The immense Bay of Mont St. Michel, at low water, is a stretch of bare sand more than three hundred square kilometres in extent, but it is completely covered and converted into a great tranquil gulf by the rising tide.



Croisic

At Croisic, at the mouth of the Loire, there is a 5.16 metre rise of the tide, which around the Breton coast-line varies as follows:

Port Navalo, Morbihan4.72
Lorient4.60
Concarneau4.68
Douarnenez6.16
Brest6.42
Ouessant6.38
Roscoff8.22
Ile Brehat9.90
St. Malo11.44
Iles Chausey11.74
Mont St. Michel12.30

The aspect of the region round about Dol, in the north, is that of a little Holland, with its flats and windmills and its cultivated ground protected from the sea by a rim of downs and dikes.

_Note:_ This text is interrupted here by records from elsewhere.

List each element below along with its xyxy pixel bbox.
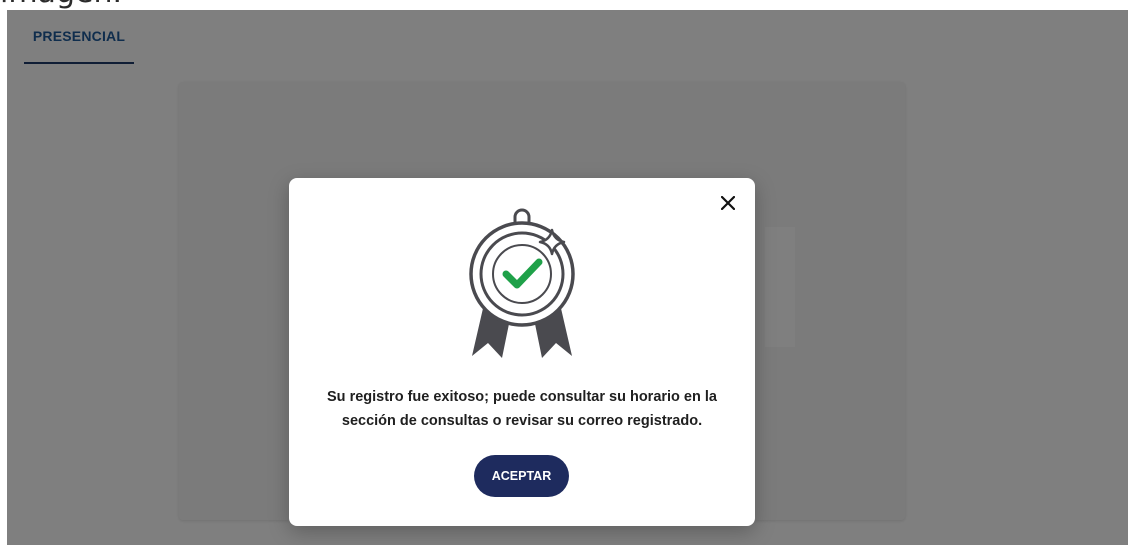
close-button[interactable]	[717, 192, 739, 214]
right-edge	[1128, 10, 1134, 545]
accept-button-label: ACEPTAR	[491, 469, 552, 483]
cut-off-text: imagen.	[0, 0, 122, 8]
success-message: Su registro fue exitoso; puede consultar…	[309, 385, 735, 433]
top-strip: imagen.	[0, 0, 1134, 10]
message-line-1: Su registro fue exitoso; puede consultar…	[327, 389, 717, 405]
message-line-2: sección de consultas o revisar su correo…	[341, 413, 703, 429]
close-icon	[721, 196, 735, 210]
left-edge	[0, 10, 7, 545]
award-badge-check-icon	[469, 208, 575, 358]
accept-button[interactable]: ACEPTAR	[474, 455, 569, 497]
success-modal: Su registro fue exitoso; puede consultar…	[289, 178, 755, 526]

It is not so very great an expanse that follows these outlines, but the likeness is one to be remarked. To the westward lie the jutting rocks and capes, beyond which are the isolated islands of Ouessant and its fellows, and all around the coast extend landlocked bays and harbours sheltering the great fishing ports of Douarnenez and Concarneau and the commercial ports of St. Malo, Morlaix, Brest, Lorient, and Vannes.

From a military and strategic point of view the whole northwest coast of France, from the mouth of the Loire through Brittany and Normandy, is exceedingly well protected, with a great port and base of supplies both at Brest in Brittany and at Cherbourg in Normandy.